25.8.08

IX

Pouco mais de quatro da manhã, em um ônibus. Trinta ou quarenta mulatos de sol cobertos por uma grossa camada de farrapos e algumas lâminas ao chão. Bernardo, sonolento, recostava a cabeça à janela. Um peão de voz renitente e sessenta quilos, insistia em falar sobre a partida do dia anterior. Bernardo demonstrava com sarcasmo seu parco interesse pelo assunto. Ineficaz, continuou vítima dos ensejos de seu colega de banco. Os bruscos movimentos da condução mareando o resquício de vontade de socialização do garoto.
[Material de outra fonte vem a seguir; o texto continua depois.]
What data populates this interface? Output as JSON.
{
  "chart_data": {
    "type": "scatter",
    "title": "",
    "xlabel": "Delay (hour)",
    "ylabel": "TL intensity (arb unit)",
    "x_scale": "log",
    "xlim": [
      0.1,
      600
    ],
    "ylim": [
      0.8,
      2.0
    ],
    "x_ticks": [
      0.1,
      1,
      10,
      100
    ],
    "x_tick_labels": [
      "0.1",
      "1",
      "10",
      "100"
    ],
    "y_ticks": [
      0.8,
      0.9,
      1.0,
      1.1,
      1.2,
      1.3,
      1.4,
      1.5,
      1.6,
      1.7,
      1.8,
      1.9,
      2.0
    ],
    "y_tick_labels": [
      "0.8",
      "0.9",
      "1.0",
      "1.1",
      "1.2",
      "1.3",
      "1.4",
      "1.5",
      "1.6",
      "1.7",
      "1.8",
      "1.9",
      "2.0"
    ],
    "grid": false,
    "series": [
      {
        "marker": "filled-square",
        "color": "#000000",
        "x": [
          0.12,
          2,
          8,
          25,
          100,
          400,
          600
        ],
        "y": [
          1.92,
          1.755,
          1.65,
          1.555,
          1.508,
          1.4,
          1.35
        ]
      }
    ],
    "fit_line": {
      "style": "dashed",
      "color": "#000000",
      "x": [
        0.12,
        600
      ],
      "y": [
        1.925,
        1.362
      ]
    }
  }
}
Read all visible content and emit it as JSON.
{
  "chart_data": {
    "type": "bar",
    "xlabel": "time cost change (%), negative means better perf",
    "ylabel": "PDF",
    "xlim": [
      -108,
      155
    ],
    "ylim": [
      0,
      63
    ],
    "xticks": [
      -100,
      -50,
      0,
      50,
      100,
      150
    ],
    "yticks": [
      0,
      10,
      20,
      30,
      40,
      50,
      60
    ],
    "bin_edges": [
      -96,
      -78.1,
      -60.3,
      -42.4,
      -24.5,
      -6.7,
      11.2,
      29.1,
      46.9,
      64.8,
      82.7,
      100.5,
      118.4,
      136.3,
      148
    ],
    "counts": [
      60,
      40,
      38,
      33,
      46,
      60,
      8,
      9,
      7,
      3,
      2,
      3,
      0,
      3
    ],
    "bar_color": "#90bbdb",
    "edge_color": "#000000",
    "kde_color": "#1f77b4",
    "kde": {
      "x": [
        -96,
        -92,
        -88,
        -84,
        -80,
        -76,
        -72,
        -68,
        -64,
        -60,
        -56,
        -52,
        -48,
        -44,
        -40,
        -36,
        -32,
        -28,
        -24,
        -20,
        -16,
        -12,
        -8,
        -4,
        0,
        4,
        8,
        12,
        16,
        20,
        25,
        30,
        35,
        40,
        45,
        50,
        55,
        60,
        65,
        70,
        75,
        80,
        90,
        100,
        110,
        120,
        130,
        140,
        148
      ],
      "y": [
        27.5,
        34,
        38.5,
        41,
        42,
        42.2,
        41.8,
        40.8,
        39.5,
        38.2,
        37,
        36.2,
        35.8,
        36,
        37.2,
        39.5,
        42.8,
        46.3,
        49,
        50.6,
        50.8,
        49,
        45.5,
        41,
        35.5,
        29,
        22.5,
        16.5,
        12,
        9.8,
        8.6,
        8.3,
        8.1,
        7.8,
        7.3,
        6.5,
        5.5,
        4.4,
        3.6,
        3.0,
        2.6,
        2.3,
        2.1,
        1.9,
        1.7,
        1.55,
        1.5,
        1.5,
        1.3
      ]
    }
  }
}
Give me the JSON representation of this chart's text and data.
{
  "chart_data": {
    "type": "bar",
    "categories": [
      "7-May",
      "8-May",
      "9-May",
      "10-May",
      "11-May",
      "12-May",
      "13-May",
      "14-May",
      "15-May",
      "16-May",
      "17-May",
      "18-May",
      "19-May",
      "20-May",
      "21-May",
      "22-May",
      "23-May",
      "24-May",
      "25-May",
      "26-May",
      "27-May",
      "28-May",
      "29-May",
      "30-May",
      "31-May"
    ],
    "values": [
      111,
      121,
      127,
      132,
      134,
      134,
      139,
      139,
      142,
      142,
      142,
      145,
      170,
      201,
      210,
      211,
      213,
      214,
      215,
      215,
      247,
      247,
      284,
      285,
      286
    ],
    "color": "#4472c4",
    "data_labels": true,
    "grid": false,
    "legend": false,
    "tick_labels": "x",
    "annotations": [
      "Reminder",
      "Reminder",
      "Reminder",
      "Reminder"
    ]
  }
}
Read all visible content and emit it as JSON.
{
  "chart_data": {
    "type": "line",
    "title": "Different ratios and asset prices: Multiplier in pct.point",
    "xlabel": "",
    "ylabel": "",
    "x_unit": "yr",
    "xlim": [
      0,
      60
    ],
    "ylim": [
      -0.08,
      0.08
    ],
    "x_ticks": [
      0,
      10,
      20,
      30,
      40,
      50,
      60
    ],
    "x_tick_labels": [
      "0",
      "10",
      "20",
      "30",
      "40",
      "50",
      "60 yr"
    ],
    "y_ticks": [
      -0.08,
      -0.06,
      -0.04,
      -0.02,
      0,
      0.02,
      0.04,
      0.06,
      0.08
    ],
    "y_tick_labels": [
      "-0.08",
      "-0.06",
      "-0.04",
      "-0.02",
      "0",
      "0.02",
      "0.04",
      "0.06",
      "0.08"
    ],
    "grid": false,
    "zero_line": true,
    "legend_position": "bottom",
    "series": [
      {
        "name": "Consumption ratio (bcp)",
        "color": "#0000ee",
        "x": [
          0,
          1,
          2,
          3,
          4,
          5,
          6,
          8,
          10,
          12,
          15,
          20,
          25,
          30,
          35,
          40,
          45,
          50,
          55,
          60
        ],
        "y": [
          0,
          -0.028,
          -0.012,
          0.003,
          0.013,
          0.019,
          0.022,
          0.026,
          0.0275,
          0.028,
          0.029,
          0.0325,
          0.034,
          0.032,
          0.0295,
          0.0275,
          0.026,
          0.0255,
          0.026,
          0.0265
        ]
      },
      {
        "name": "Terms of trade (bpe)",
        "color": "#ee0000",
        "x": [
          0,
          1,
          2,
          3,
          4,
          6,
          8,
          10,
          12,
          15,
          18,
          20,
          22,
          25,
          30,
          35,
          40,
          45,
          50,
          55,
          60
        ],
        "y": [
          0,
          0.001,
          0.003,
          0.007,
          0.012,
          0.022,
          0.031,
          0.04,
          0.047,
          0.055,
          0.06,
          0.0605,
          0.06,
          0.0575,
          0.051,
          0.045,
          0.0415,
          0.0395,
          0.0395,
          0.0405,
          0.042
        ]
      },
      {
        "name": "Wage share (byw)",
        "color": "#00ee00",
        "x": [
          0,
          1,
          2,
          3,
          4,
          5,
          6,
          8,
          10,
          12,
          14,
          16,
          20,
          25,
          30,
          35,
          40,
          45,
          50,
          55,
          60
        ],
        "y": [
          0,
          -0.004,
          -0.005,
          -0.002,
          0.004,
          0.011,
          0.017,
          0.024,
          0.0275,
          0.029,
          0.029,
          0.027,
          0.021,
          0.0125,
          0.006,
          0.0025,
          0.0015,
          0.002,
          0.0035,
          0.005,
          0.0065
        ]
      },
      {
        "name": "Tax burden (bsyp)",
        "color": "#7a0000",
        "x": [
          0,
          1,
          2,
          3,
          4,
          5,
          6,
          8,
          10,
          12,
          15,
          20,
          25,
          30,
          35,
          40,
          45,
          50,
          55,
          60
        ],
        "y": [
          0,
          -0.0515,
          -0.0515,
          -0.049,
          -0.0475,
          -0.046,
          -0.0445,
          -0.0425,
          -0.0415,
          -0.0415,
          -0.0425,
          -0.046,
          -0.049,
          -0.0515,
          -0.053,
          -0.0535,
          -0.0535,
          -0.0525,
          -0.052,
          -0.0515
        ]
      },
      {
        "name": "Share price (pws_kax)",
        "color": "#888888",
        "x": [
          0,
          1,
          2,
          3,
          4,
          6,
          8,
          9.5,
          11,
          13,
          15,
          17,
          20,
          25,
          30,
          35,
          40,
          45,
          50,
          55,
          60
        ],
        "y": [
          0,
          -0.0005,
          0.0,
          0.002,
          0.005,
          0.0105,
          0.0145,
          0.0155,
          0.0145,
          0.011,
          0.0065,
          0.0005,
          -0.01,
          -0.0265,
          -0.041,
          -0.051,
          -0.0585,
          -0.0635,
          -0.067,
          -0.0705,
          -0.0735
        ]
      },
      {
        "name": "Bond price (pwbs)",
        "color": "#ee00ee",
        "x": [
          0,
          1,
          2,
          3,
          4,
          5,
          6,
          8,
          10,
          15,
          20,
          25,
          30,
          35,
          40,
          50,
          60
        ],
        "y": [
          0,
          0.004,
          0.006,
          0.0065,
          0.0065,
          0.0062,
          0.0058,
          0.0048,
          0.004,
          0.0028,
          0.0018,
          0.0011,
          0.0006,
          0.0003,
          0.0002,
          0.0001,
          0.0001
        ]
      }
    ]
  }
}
E o peão insistia em falar sobre a partida de futebol e Bernardo respondendo monossilábico.
Na briga entre o sono e a pueril amizade, Bernardo chegou à imensidão dourada. Não antes havia se visto submerso em tal cor ondulante. Cada um daqueles do ônibus agarrou um facão e uma trouxa de pano encardido; desceu a breve escada do veículo até pisar a terra roxa. Bernardo seguiu o grupo até que parassem. Em poucos segundos, todos inclusive ele lutavam contra intermináveis ondas de palha.
Bernardo golpeava cada gomo da cana como a um de seus familiares. Apesar de não conhecê-los - nenhum sequer - nutria raiva descomunal por aqueles fantasmas. Descobria a raiva no impacto do ferro afiado contra a vegetação. Cortava pescoços e pernas, o bucho e a mandíbula deles caindo ao chão. E com prazer observava. Perdido em meio às folhas secas, o uníssono ensurdecedor das quarenta lâminas arrebatando pais e mães e irmãs inebriava Bernardo. Sentia-se leve; formigavam suas têmporas e língua. Flutuava submerso naquele mar ouro.
Era o primeiro dos quatro ou cinco dias que persistiria por alí. Passados trinta minutos cortando a cana, estava exausto; em um estado de semi-embriaguez. Não havia comido nada. Já eram seis horas. Seus braços, costas e a região das axilas latejavam, inchadas. Ansiava pelo almoço marcado para as nove e meia.

Um comentário:

Anônimo disse...

Muito bom. Boa escrita, boas palavras, boa cadência...Ótima construção e percepção!